Never had any man been taken more off guard than Uriah Crome.

Margo looked quickly at the old collector, saw his face go as purple as the shelves of sapphires. Crome's lips were wagging, but no words came from them. It was the Rajah of Lengore who spoke.

"In my land," said the rajah sagely, "we regard no gem as worthy of importance unless men have died in quest of it. Every great ruby can be said to own its color from the blood of those who have warred for its possession. The green of emeralds comes from the grass that grows above the graves of those whose lives were lost in seeking to gain, or keep, the stone they so prized.

"Seldom has any sapphire brought murder to its owner. But the stars of the sky have now looked down upon six scenes of death. I would like the Star of Delhi, itself, to speak its story, like the stars of the firmament. In my land, we believe in the stars. They have told me that the Star of Delhi was not destroyed -"

"No, no!" interrupted Crome. "It was cut, I tell you, into six smaller sapphires!"

"Such could not be," inserted the rajah, while Margo stared, enraptured by his manner. "No man like yourself, Mr. Crome, would have allowed such a crime to happen. Such a crime, I mean, as the ruin of the priceless Star of Delhi. I would only like to see the gem, to know if it could have a price."

THE rajah's definition of crime was the point that made Crome capitulate. He felt, at last, that he had found a friend in whom he could confide. Weighed down by the secret of the Star's true story, craving to be rid of the purchase that Garmath had forced upon him, Crome staggered to a safe and opened it.
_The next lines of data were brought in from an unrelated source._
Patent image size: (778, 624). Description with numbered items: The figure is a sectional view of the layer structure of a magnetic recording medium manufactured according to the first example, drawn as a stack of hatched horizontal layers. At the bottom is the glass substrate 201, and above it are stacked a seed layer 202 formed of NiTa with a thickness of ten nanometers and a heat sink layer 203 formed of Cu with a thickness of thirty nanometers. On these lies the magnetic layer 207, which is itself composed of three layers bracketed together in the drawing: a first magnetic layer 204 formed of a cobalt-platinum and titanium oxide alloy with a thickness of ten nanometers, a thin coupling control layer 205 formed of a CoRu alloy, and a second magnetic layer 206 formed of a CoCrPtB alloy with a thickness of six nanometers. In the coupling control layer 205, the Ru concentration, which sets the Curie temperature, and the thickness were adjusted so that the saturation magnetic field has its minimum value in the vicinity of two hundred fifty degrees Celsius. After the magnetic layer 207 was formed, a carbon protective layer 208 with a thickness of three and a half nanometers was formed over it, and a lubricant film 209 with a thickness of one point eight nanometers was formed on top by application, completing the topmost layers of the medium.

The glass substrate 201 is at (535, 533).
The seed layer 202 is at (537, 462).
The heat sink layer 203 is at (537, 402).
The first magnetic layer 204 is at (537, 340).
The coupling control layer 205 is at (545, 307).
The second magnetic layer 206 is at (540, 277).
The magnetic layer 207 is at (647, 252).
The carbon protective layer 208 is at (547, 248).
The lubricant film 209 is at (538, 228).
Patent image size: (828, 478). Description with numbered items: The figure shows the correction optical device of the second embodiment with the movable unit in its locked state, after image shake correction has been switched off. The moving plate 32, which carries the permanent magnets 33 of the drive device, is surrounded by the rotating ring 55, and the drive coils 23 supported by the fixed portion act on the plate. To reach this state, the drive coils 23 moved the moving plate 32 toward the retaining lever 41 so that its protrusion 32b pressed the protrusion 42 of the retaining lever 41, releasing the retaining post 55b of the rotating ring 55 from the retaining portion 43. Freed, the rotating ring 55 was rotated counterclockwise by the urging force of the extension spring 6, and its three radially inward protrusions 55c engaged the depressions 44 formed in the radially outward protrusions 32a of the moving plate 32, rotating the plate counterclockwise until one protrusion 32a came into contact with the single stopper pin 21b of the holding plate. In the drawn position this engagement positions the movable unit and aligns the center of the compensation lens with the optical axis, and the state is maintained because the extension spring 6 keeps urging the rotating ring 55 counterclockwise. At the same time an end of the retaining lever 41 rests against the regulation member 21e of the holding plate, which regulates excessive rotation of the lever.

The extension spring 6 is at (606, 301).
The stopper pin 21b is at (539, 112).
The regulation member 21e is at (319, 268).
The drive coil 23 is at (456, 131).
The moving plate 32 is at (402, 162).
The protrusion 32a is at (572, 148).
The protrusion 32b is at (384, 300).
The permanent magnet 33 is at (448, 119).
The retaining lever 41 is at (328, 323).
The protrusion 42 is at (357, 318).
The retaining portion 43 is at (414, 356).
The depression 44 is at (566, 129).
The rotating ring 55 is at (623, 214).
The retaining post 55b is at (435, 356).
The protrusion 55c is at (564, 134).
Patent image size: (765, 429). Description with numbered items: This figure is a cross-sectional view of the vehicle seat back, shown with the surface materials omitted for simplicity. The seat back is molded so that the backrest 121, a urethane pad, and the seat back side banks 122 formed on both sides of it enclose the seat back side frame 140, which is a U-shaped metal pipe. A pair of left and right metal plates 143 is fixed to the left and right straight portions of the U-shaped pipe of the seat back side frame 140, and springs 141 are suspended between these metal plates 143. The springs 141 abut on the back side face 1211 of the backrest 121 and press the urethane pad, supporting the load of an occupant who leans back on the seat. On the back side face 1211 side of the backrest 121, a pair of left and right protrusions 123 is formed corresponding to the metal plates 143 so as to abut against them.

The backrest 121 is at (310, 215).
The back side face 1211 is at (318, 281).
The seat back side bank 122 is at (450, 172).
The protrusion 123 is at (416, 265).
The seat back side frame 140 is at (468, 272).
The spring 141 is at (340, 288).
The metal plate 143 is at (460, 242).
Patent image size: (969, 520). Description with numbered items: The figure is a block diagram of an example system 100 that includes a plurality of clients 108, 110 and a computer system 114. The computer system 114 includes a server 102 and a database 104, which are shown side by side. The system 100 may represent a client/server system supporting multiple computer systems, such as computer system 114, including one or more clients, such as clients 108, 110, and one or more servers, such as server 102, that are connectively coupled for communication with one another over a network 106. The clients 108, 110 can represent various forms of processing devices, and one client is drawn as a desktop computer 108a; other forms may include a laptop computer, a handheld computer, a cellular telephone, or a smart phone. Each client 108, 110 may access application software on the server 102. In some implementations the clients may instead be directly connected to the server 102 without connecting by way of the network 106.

Not only did he show the rajah the Star of Delhi, he poured out the whole history of Lenfell's swindle and Garmath's double cross. With it, Crome swore that he had known nothing of impending murder until after the deaths had been delivered. Garmath's visit had been his first meeting with the master killer.

Margo believed him, as did the rajah. Finding them sympathetic, Crome added to his tale of woe.
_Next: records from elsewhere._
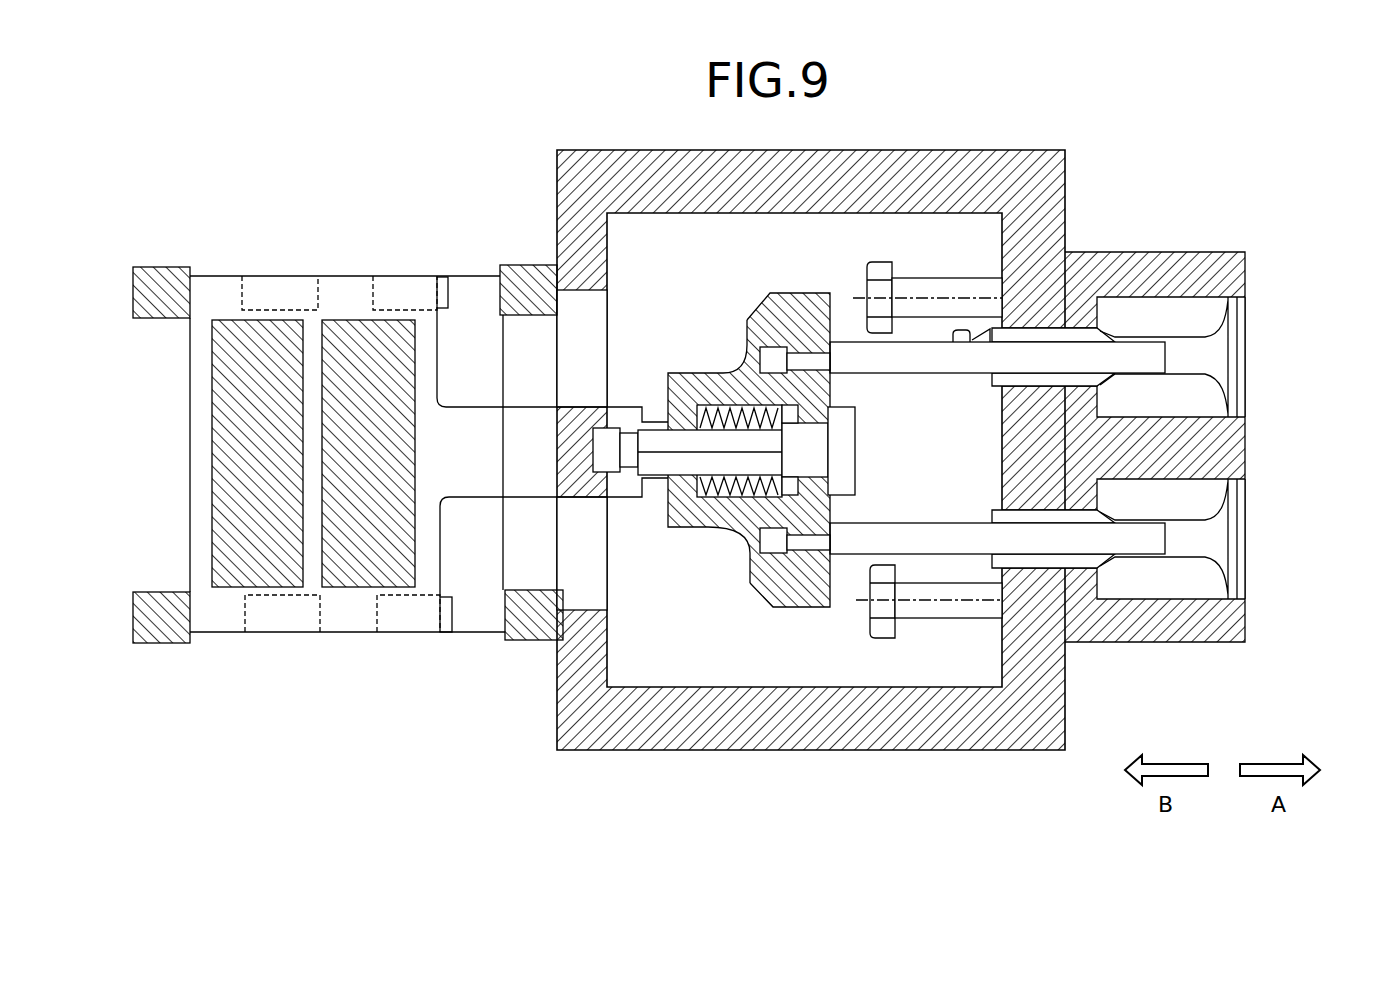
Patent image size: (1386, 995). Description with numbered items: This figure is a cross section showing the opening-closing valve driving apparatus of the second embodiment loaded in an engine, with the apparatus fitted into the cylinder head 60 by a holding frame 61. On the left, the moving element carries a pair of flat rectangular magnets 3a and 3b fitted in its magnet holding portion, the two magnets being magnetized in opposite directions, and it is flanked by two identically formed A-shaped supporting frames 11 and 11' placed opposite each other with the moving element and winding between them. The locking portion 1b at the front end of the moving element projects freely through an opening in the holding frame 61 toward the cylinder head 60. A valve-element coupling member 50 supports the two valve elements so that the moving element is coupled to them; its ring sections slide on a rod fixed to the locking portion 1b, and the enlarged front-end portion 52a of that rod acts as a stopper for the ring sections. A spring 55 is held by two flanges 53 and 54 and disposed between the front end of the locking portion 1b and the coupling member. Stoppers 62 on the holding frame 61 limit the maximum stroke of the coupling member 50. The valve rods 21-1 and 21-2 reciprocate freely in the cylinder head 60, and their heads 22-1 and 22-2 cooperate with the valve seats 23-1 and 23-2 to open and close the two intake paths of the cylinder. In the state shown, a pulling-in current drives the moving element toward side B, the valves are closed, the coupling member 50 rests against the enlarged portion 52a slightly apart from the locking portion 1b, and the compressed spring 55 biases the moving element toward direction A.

The supporting frame 11' is at (345, 247).
The supporting frame 11 is at (348, 678).
The magnet 3a is at (224, 588).
The magnet 3b is at (357, 588).
The locking portion 1b is at (470, 483).
The valve-element coupling member 50 is at (755, 294).
The flange 53 is at (688, 372).
The flange 54 is at (765, 600).
The spring 55 is at (709, 528).
The front-end portion of the rod 52a is at (852, 428).
The stopper 62 is at (880, 268).
The cylinder head 60 is at (1152, 252).
The holding frame 61 is at (823, 751).
The valve rod 21-1 is at (1125, 347).
The valve rod 21-2 is at (1127, 528).
The head 22-1 is at (1233, 323).
The head 22-2 is at (1236, 540).
The valve seat 23-1 is at (1246, 403).
The valve seat 23-2 is at (1248, 598).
"If I sell the Star of Delhi," he said hoarsely, "Garmath may kill me! He knows that I am worried -"

The telephone bell began to ring. The start that Crome gave convinced Margo that the old man expected a call from Garmath. The Rajah of Lengore was of the same opinion. He stepped close to Crome.
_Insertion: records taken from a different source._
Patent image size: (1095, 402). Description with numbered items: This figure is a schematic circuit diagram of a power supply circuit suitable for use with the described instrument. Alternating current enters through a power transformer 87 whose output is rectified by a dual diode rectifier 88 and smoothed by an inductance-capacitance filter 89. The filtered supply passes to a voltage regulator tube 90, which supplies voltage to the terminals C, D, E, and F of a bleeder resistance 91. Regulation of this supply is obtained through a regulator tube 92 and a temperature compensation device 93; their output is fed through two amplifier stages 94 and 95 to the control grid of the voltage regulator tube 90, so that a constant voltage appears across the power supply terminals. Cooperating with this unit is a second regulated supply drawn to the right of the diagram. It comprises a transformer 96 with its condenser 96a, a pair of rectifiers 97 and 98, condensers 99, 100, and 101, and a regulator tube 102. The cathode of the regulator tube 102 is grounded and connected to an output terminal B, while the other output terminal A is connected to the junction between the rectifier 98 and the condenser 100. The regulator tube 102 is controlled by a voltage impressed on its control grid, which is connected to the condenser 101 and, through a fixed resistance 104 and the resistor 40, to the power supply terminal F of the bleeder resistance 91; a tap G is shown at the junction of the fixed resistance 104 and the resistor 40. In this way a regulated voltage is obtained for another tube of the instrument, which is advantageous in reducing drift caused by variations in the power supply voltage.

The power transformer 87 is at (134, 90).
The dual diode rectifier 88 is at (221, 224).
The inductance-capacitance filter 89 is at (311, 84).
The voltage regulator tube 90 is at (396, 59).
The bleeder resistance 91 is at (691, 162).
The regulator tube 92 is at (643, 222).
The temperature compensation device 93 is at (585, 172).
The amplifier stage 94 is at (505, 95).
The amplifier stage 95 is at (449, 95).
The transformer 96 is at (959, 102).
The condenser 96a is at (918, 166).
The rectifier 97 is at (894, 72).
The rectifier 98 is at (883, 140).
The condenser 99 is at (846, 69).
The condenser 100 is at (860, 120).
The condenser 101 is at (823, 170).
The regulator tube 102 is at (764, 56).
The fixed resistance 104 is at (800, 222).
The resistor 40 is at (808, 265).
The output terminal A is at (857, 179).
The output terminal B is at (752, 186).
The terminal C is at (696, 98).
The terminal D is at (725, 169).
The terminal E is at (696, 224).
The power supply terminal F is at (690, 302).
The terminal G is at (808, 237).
"Tell Garmath that you are glad you bought the Star," advised the rajah. "Say that all you want is a way out, in case anyone accuses you of owning it."

"But - how?"

"Garmath made one replica of the Star of Delhi," returned the rajah. "Ask him to manufacture another. It will be your alibi. You can produce it, upon demand; when it is examined and found to be synthetic, you will be regarded as another dupe, like Lenfell; nothing more."

His lips tightening in a wise smile, Crome picked up the telephone. His voice firmed as he chatted with Garmath. In the course of conversation, Crome put the request that the rajah had suggested. His call finished, he hung up, still retaining his smile.